Friday, February 08, 2008

MEA Culpa

I reproduce an e-newsletter* from Jack Hoogendyk regarding Governor Granholm's proposal to spend $300 million on high school reform.
Dear Duane,

In her state of the state address a couple of weeks ago, the governor introduced a new idea to improve high school graduation rates and encourage more students to attend college. There was a note familiarity to the idea...

The Proposal: Specialized High Schools

As described by Peter Luke in his column of February 4th, "A new $300 million state fund would over the next three years provide planning grants and startup cash to districts that agree to dramatically change the way high school students are educated. The proposal would replace large high schools that don't work well with smaller schools of 400 pupils or fewer. The principal and a teaching staff of his or her selection would have broad freedom to personalize learning environments for students.

The financial incentive for districts to participate is clear. Every student who drops out of school represents a loss of nearly $7,500 in annual state aid."

Why Does This Idea Sound Familiar?

Five years ago, retired businessman Robert Thompson offered $200 million of his own money to build 15 specialized high schools in Detroit. You could accurately describe it as startup cash in a district that dramatically needed to change the way high school students are educated. His offer would have replaced large high schools that didn't work well with smaller schools. The principal and a teaching staff of his or her selection would certainly have been given broad freedom to personalize learning environments for students.

If it was such a good idea five years ago, why didn't it happen? Follow the money.

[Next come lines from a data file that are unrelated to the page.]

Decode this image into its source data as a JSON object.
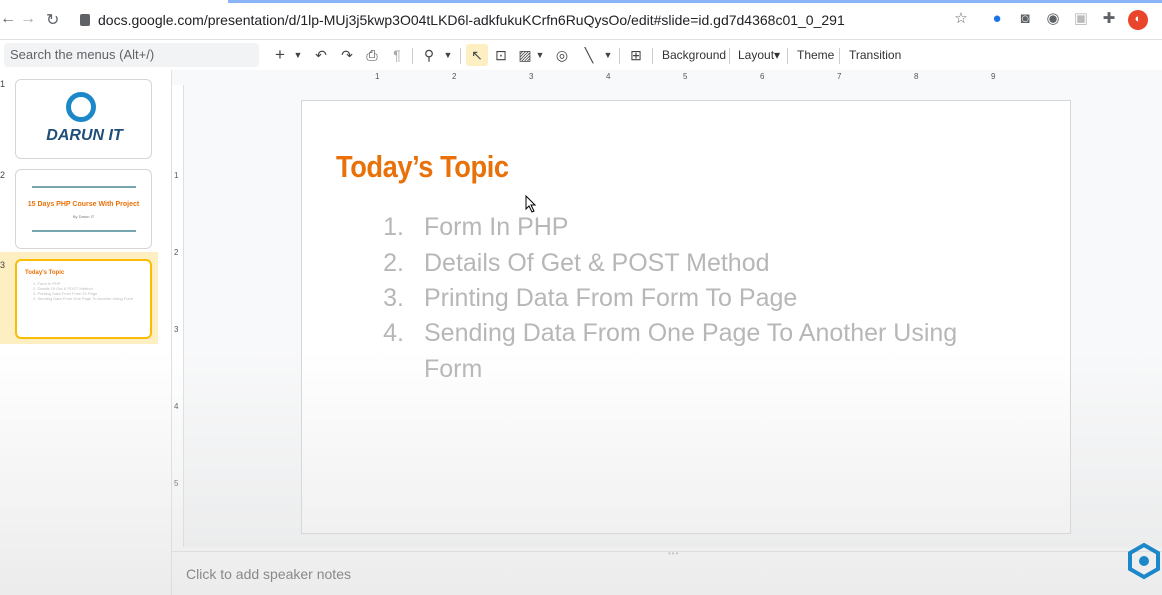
{
  "browser": {
    "url": "docs.google.com/presentation/d/1lp-MUj3j5kwp3O04tLKD6l-adkfukuKCrfn6RuQysOo/edit#slide=id.gd7d4368c01_0_291"
  },
  "toolbar": {
    "search_placeholder": "Search the menus (Alt+/)",
    "background_label": "Background",
    "layout_label": "Layout▾",
    "theme_label": "Theme",
    "transition_label": "Transition"
  },
  "ruler": {
    "h_ticks": [
      "1",
      "2",
      "3",
      "4",
      "5",
      "6",
      "7",
      "8",
      "9"
    ],
    "v_ticks": [
      "1",
      "2",
      "3",
      "4",
      "5"
    ]
  },
  "filmstrip": {
    "slides": [
      {
        "number": "1",
        "brand": "DARUN IT"
      },
      {
        "number": "2",
        "title": "15 Days PHP Course With Project",
        "subtitle": "By Darun IT"
      },
      {
        "number": "3",
        "title": "Today's Topic",
        "lines": [
          "1. Form In PHP",
          "2. Details Of Get & POST Method",
          "3. Printing Data From Form To Page",
          "4. Sending Data From One Page To Another Using Form"
        ]
      }
    ]
  },
  "slide": {
    "title": "Today’s Topic",
    "items": [
      {
        "n": "1.",
        "text": "Form In PHP"
      },
      {
        "n": "2.",
        "text": "Details Of Get & POST Method"
      },
      {
        "n": "3.",
        "text": "Printing Data From Form To Page"
      },
      {
        "n": "4.",
        "text": "Sending Data From One Page To Another Using"
      },
      {
        "n": "",
        "text": "Form"
      }
    ]
  },
  "notes": {
    "placeholder": "Click to add speaker notes"
  },
  "colors": {
    "accent": "#e8710a",
    "selection": "#fbbc04",
    "item_text": "#b7b7b7"
  }
}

As described in a National Review article on July 28, 2004, "Granholm may have committed her most ignoble act in late 2003: the craven rejection of $200 million proffered by Michigan businessman Robert Thompson to build charter schools for Detroit's inner-city poor. Her cave-in to Michigan's powerful teacher-union lobby was a slap in the face of Democrats' claimed constituency, the thousands of urban black families on waiting lists to send their kids to charters."

The Thompson offer of five years ago and the governor's idea of two weeks ago are similar; they both look for ways to improve graduation rates in failing districts. They key difference is that Mr. Thompson's proposal uses private dollars and works outside of the MEA and union scale employment; the governor's proposal is a government solution that will cost much more to implement.

A private investment of $200 million would have provided hundreds of new jobs in an ailing economy. Under the governor's proposal, new schools will be constructed under the prevailing wage which means inflated labor costs with the bill going to the taxpayers rather than a private business owner.

While I certainly am open to any ideas the governor has to improve the abysmal graduation rates of inner city school districts, I find it unfortunate that the governor and the city of Detroit were unwilling to accept a $200 million gift and the Legislature was unwilling to lift the cap on charter schools to give students in Detroit better opportunities for success.
This newsletter is written by Jack Hoogendyk, who is solely responsible for its content. The opinions expressed here are those of the author alone.
I, for one, share Hoogendyk's opinion.

The net difference between private and state funding for this idea is half a billion dollars on its face. It is actually quite a bit more, because the economic impact must include the loss to consumers and investors of $300 million in loot that could have otherwise been deployed, the inefficiency of processing that money through the government bureaucrats, the closed-shop prevailing wage requirement for State funded construction and the lowered productivity the MEA's tentacles will wring out. Not to mention the increased risk of failure of the entire concept due to increased government regulation.

It is quintessentially Democrat to decide that an idea that would have been privately funded will work better if it is funded by the State. Better yet if it involves an entrenched labor union. The total costs noted above, which I guess to be a billion dollars, can be laid directly at the feet of the MEA. This is what it costs to buy their support. You're paying for it. You didn't have to. The project would now be in its fifth year, instead of not even begun. On Robert Thompson's dime.

The UAW, though it has been running General Motors since about 1960, has finally had to come to terms with the fact that the market won't support the wages and benefits to which it had become accustomed. The MEA does not care about a market, and this arguably damages teachers, students and Michigan's future. Thompson's proposal was rejected because it was likely to make this starkly obvious.

On a related note, Hoogendyk makes note of a bill reported out of the Michigan House Education committee last week to raise the compulsory education age to 18.
The governor says this will lead to higher graduation rates. There is no data to support that assumption. What it will do is inflate the school population by 25-30,000 "students" who have no interest in being in school, and probably shouldn't be there. This will increase the expenditures to the school aid fund by over $200 million, putting pressure on a fund that is already short of cash.
Ask yourself, who does this benefit most?